Terbit di Medan, Sumatera Utara tahun 1935, Pedoman Masyarakat identik dengan nama Buya Hamka dan Yunan Nasution (kelak keduanya bertemu kembali di Masyumi). Bergabung pada usia 28 tahun, Buya Hamka menjadi Pemimpin Redaksi Pedoman Masyarakat, awalnya hanya beroplah 500 eksemplar, namun ditangannya, melonjak oplahnya hingga 4000 eksemplar. Suatu prestasi yang luar biasa untuk sebuah majalah pada masa itu dikenal sebagai zaman sulit.
Memasang motto ‘Memajukan Pengetahuan dan Peradaban Berdasarkan Islam’, Pedoman Masyarakat nyata-nyata bekerja untuk peradaban. Di kupasnya masalah pengetahuan umum, agama, sejarah,’ Alam perempuan’, ‘Dunia Islam’ serta ‘Cermin Hidup’. Di ruang inilah lahir karya-karya besar Buya Hamka seperti, Merantau ke Deli, Tenggelamnya Kapal Van Der Wijk, Tasauf Modern dan lain-lain. Sementara Yunan Nasution memegang peran penting sebagai penulis rubrik editorial, Syma Nare. Namun Pedoman Masyarakat tidak hanya mengandalkan penulisnya sendiri, beragam kalangan dimuat tulisannya oleh Pedoman Masyarakat, seperti Soekarno dari nasionalis, sederet tokoh Islam seperti H. Agus Salim, dan M. Natsir, KH Mas Mansyur, hingga tokoh perempuan seperti Rangkayo Rasuna Said. Pedoman Masyarakat juga tak luput dari pengawasan pemerintah kolonial. Kritik-kritik tajamnya membuat Pedoman berkali-kali nyaris bersalaman dengan pembredelan. Namun dicengkaraman penjajahan Jepang-lah Pedoman Masyarakat beserta banyak media massa lainnya menemui ajalnya. Sulitnya bahan baku kertas serta penindasan jepang membuat masa itu menjadi kuburan massal bagi pers kala itu.

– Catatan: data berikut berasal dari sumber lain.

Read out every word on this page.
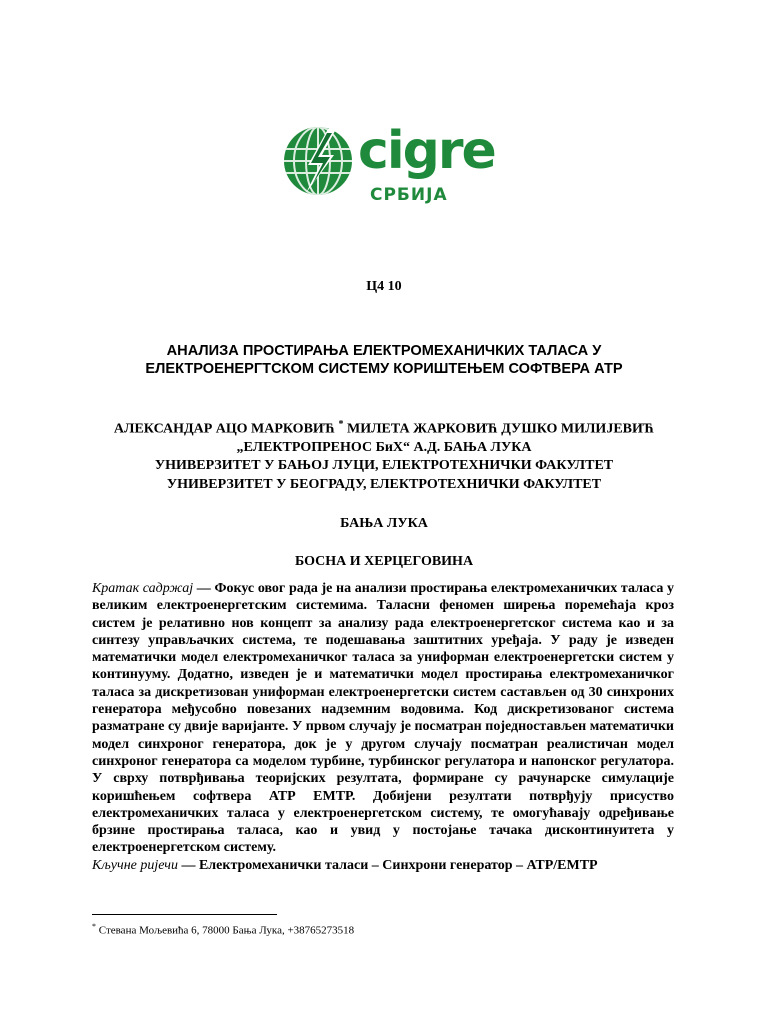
cigre
СРБИЈА
Ц4 10
АНАЛИЗА ПРОСТИРАЊА ЕЛЕКТРОМЕХАНИЧКИХ ТАЛАСА У
ЕЛЕКТРОЕНЕРГТСКОМ СИСТЕМУ КОРИШТЕЊЕМ СОФТВЕРА АТР
АЛЕКСАНДАР АЦО МАРКОВИЋ * МИЛЕТА ЖАРКОВИЋ ДУШКО МИЛИЈЕВИЋ
„ЕЛЕКТРОПРЕНОС БиХ“ А.Д. БАЊА ЛУКА
УНИВЕРЗИТЕТ У БАЊОЈ ЛУЦИ, ЕЛЕКТРОТЕХНИЧКИ ФАКУЛТЕТ
УНИВЕРЗИТЕТ У БЕОГРАДУ, ЕЛЕКТРОТЕХНИЧКИ ФАКУЛТЕТ
БАЊА ЛУКА
БОСНА И ХЕРЦЕГОВИНА

Кратак садржај — Фокус овог рада је на анализи простирања електромеханичких таласа у великим електроенергетским системима. Таласни феномен ширења поремећаја кроз систем је релативно нов концепт за анализу рада електроенергетског система као и за синтезу управљачких система, те подешавања заштитних уређаја. У раду је изведен математички модел електромеханичког таласа за униформан електроенергетски систем у континууму. Додатно, изведен је и математички модел простирања електромеханичког таласа за дискретизован униформан електроенергетски систем састављен од 30 синхроних генератора међусобно повезаних надземним водовима. Код дискретизованог система разматране су двије варијанте. У првом случају је посматран поједностављен математички модел синхроног генератора, док је у другом случају посматран реалистичан модел синхроног генератора са моделом турбине, турбинског регулатора и напонског регулатора. У сврху потврђивања теоријских резултата, формиране су рачунарске симулације коришћењем софтвера АТР ЕМТР. Добијени резултати потврђују присуство електромеханичких таласа у електроенергетском систему, те омогућавају одређивање брзине простирања таласа, као и увид у постојање тачака дисконтинуитета у електроенергетском систему.

Кључне ријечи — Електромеханички таласи – Синхрони генератор – АТР/ЕМТР

* Стевана Мољевића 6, 78000 Бања Лука, +38765273518
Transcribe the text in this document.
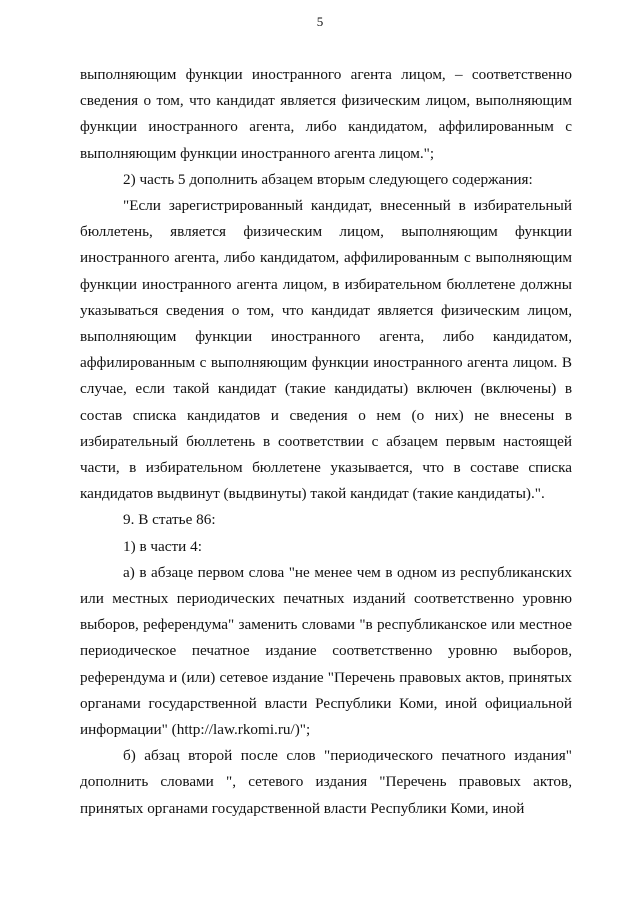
5

выполняющим функции иностранного агента лицом, – соответственно сведения о том, что кандидат является физическим лицом, выполняющим функции иностранного агента, либо кандидатом, аффилированным с выполняющим функции иностранного агента лицом.";

2) часть 5 дополнить абзацем вторым следующего содержания:

"Если зарегистрированный кандидат, внесенный в избирательный бюллетень, является физическим лицом, выполняющим функции иностранного агента, либо кандидатом, аффилированным с выполняющим функции иностранного агента лицом, в избирательном бюллетене должны указываться сведения о том, что кандидат является физическим лицом, выполняющим функции иностранного агента, либо кандидатом, аффилированным с выполняющим функции иностранного агента лицом. В случае, если такой кандидат (такие кандидаты) включен (включены) в состав списка кандидатов и сведения о нем (о них) не внесены в избирательный бюллетень в соответствии с абзацем первым настоящей части, в избирательном бюллетене указывается, что в составе списка кандидатов выдвинут (выдвинуты) такой кандидат (такие кандидаты).".

9. В статье 86:

1) в части 4:

а) в абзаце первом слова "не менее чем в одном из республиканских или местных периодических печатных изданий соответственно уровню выборов, референдума" заменить словами "в республиканское или местное периодическое печатное издание соответственно уровню выборов, референдума и (или) сетевое издание "Перечень правовых актов, принятых органами государственной власти Республики Коми, иной официальной информации" (http://law.rkomi.ru/)";

б) абзац второй после слов "периодического печатного издания" дополнить словами ", сетевого издания "Перечень правовых актов, принятых органами государственной власти Республики Коми, иной
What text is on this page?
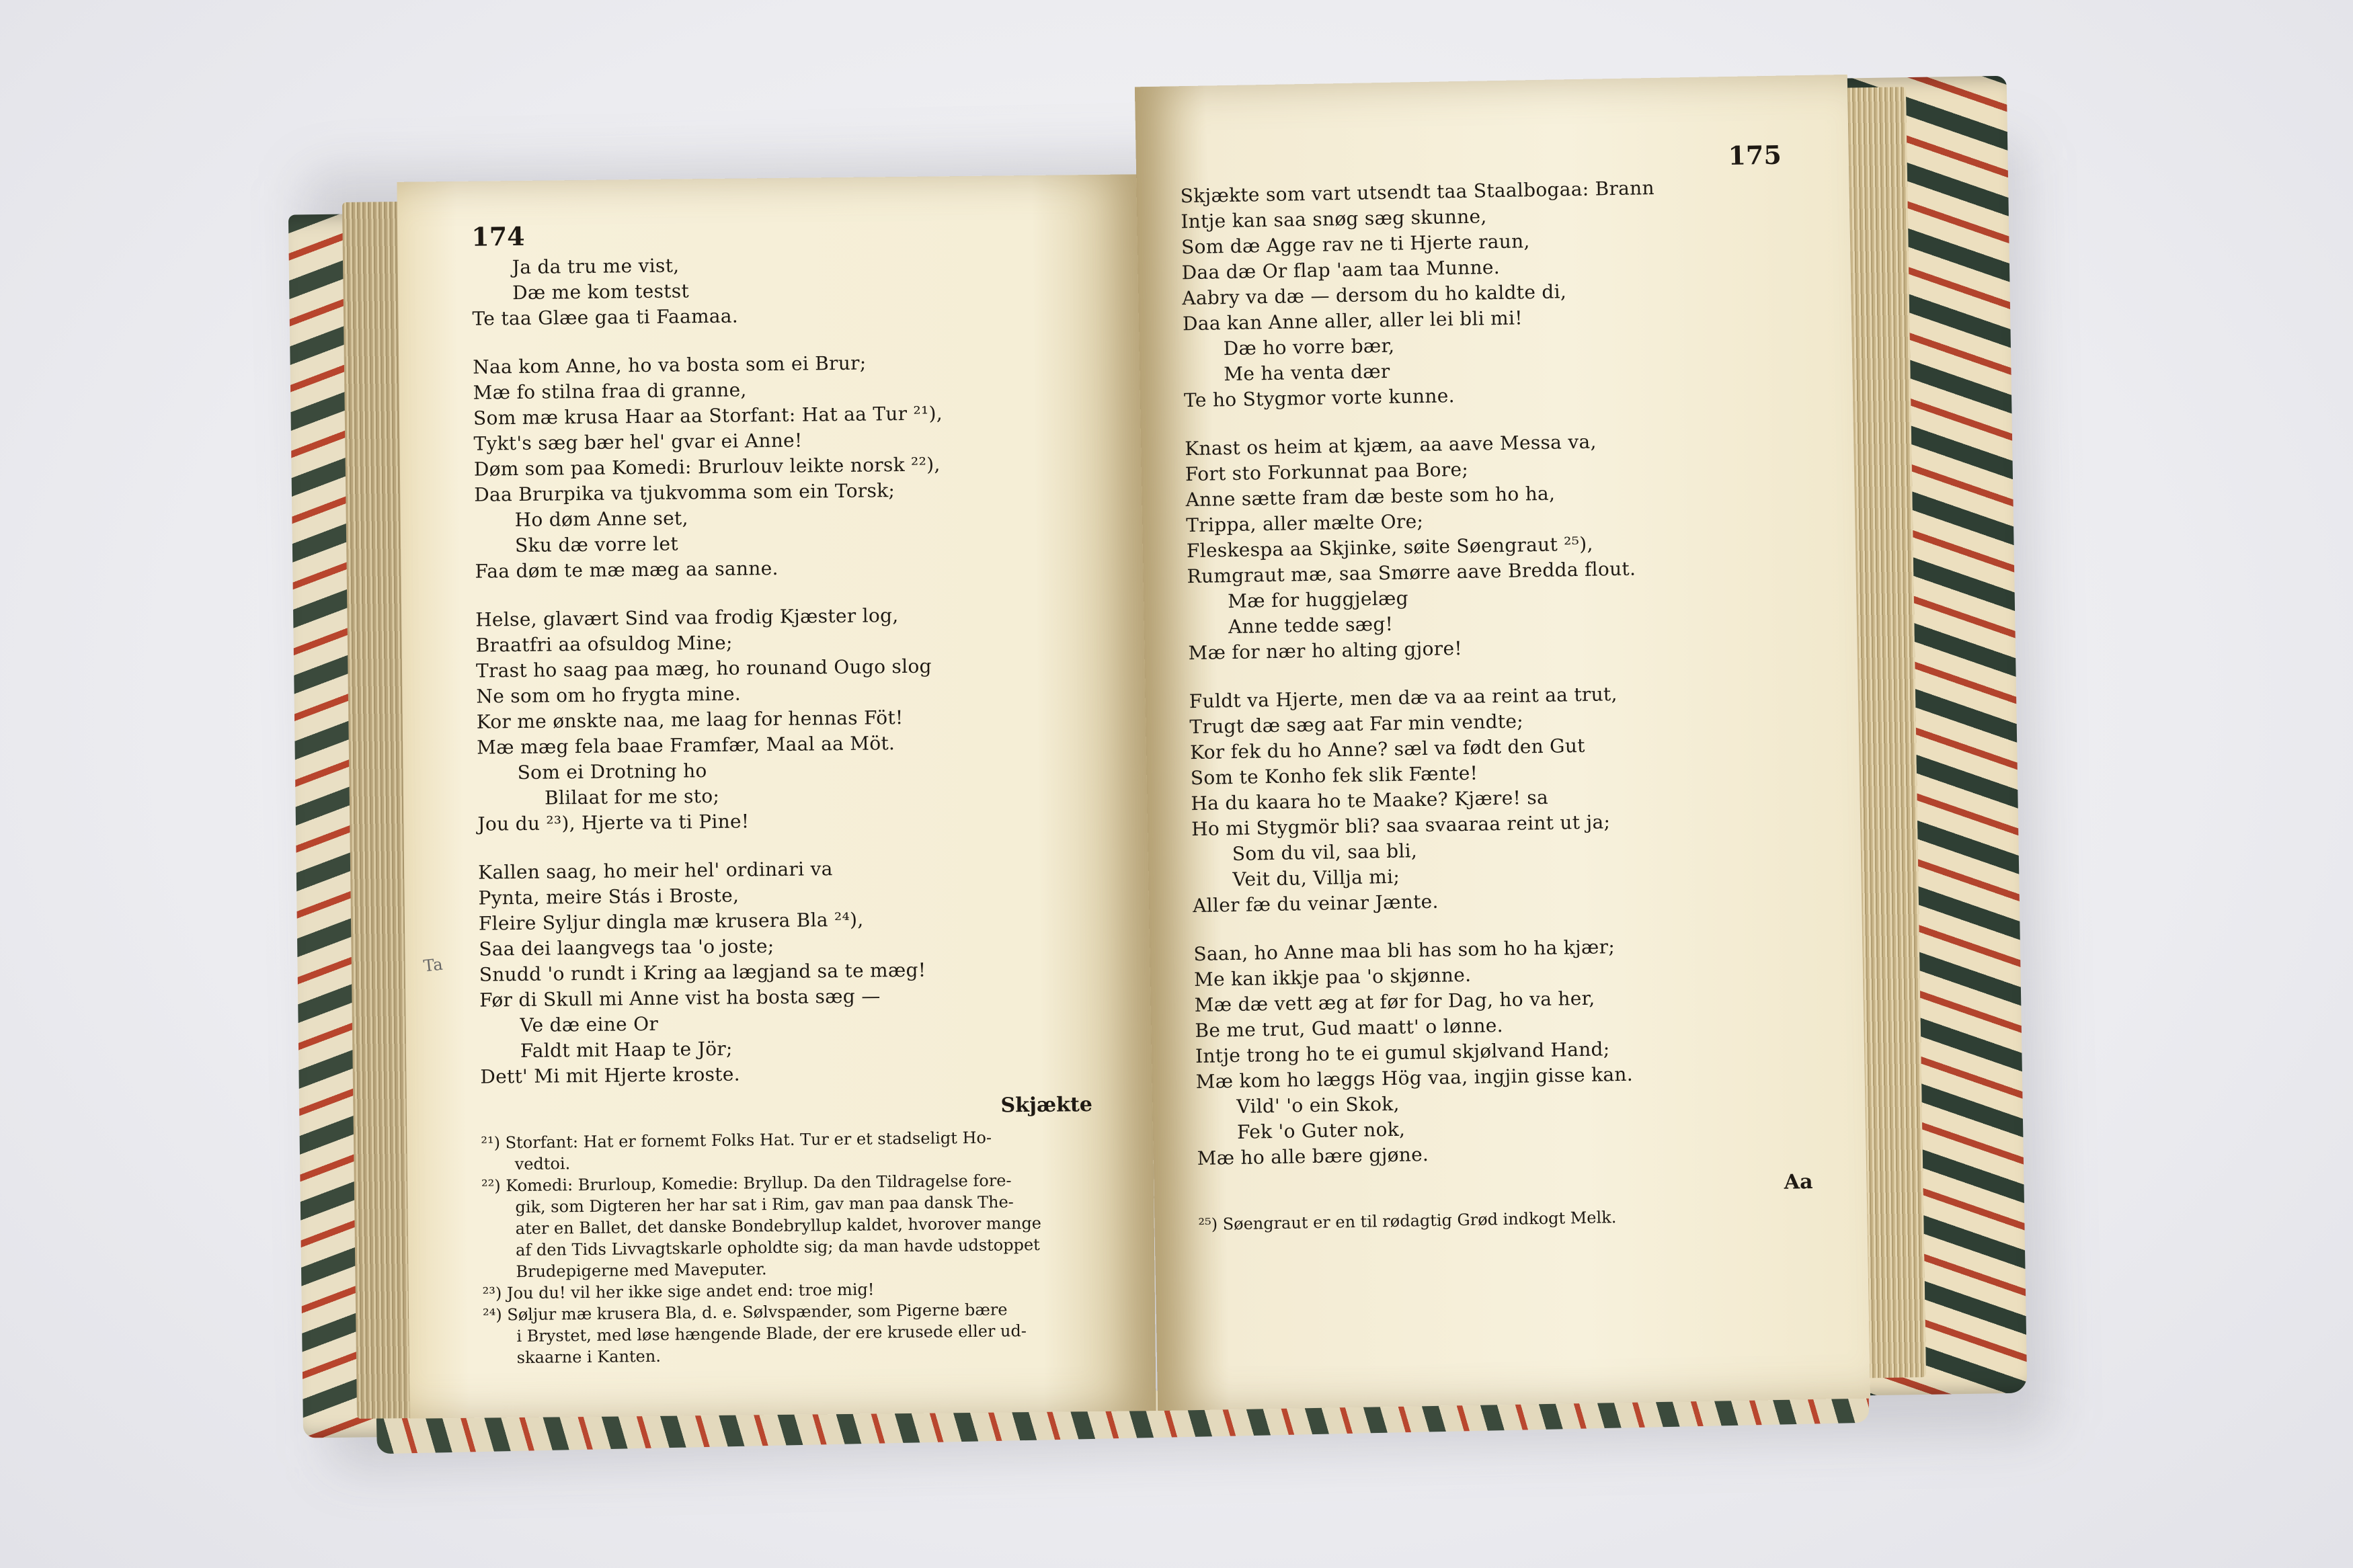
174
Ja da tru me vist,
Dæ me kom testst
Te taa Glæe gaa ti Faamaa.
Naa kom Anne, ho va bosta som ei Brur;
Mæ fo stilna fraa di granne,
Som mæ krusa Haar aa Storfant: Hat aa Tur ²¹),
Tykt's sæg bær hel' gvar ei Anne!
Døm som paa Komedi: Brurlouv leikte norsk ²²),
Daa Brurpika va tjukvomma som ein Torsk;
Ho døm Anne set,
Sku dæ vorre let
Faa døm te mæ mæg aa sanne.
Helse, glavært Sind vaa frodig Kjæster log,
Braatfri aa ofsuldog Mine;
Trast ho saag paa mæg, ho rounand Ougo slog
Ne som om ho frygta mine.
Kor me ønskte naa, me laag for hennas Föt!
Mæ mæg fela baae Framfær, Maal aa Möt.
Som ei Drotning ho
Blilaat for me sto;
Jou du ²³), Hjerte va ti Pine!
Kallen saag, ho meir hel' ordinari va
Pynta, meire Stás i Broste,
Fleire Syljur dingla mæ krusera Bla ²⁴),
Saa dei laangvegs taa 'o joste;
Snudd 'o rundt i Kring aa lægjand sa te mæg!
Før di Skull mi Anne vist ha bosta sæg —
Ve dæ eine Or
Faldt mit Haap te Jör;
Dett' Mi mit Hjerte kroste.
Skjækte
²¹) Storfant: Hat er fornemt Folks Hat. Tur er et stadseligt Ho-
vedtoi.
²²) Komedi: Brurloup, Komedie: Bryllup. Da den Tildragelse fore-
gik, som Digteren her har sat i Rim, gav man paa dansk The-
ater en Ballet, det danske Bondebryllup kaldet, hvorover mange
af den Tids Livvagtskarle opholdte sig; da man havde udstoppet
Brudepigerne med Maveputer.
²³) Jou du! vil her ikke sige andet end: troe mig!
²⁴) Søljur mæ krusera Bla, d. e. Sølvspænder, som Pigerne bære
i Brystet, med løse hængende Blade, der ere krusede eller ud-
skaarne i Kanten.
175
Skjækte som vart utsendt taa Staalbogaa: Brann
Intje kan saa snøg sæg skunne,
Som dæ Agge rav ne ti Hjerte raun,
Daa dæ Or flap 'aam taa Munne.
Aabry va dæ — dersom du ho kaldte di,
Daa kan Anne aller, aller lei bli mi!
Dæ ho vorre bær,
Me ha venta dær
Te ho Stygmor vorte kunne.
Knast os heim at kjæm, aa aave Messa va,
Fort sto Forkunnat paa Bore;
Anne sætte fram dæ beste som ho ha,
Trippa, aller mælte Ore;
Fleskespa aa Skjinke, søite Søengraut ²⁵),
Rumgraut mæ, saa Smørre aave Bredda flout.
Mæ for huggjelæg
Anne tedde sæg!
Mæ for nær ho alting gjore!
Fuldt va Hjerte, men dæ va aa reint aa trut,
Trugt dæ sæg aat Far min vendte;
Kor fek du ho Anne? sæl va født den Gut
Som te Konho fek slik Fænte!
Ha du kaara ho te Maake? Kjære! sa
Ho mi Stygmör bli? saa svaaraa reint ut ja;
Som du vil, saa bli,
Veit du, Villja mi;
Aller fæ du veinar Jænte.
Saan, ho Anne maa bli has som ho ha kjær;
Me kan ikkje paa 'o skjønne.
Mæ dæ vett æg at før for Dag, ho va her,
Be me trut, Gud maatt' o lønne.
Intje trong ho te ei gumul skjølvand Hand;
Mæ kom ho læggs Hög vaa, ingjin gisse kan.
Vild' 'o ein Skok,
Fek 'o Guter nok,
Mæ ho alle bære gjøne.
Aa
²⁵) Søengraut er en til rødagtig Grød indkogt Melk.
Ta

Dibalik kesulitan-kesulitan yang mengepung, pers Islam tetap berkiprah dengan semangat yang membara. Mereka terus bersuara lantang, dengan landasan Islam. Menjadi pembela hak-hak rakyat yang terjajah, walaupun kerap diintai ranjau undang-undang pers yang sewenang-wenang dan siap membungkam. Namun nyatanya pers Islam tetap bergerak. Pers Islam tidak hanya menjadi pembentuk opini untuk meninggikan kalimat Allah, tetapi juga menjadi pembela agamanya. Pers Islam tidak pernah menanggalkan identitasnya, dan justru karena identitas Islam itu, pers Islam tidak pernah tertinggal dalam setiap peristiwa nasional yang mewarnai perjalanan bangsa ini. Mulai dari pembentukan sebuah bayangan akan komunitas yang kelak bernama Indonesia, hingga melawan penjajahan dan pendukung kemerdekaan. Pers Islam tidak hanya berenang-renang ditepian, tapi ia terjun dipusaran perjalanan negeri kita. (*)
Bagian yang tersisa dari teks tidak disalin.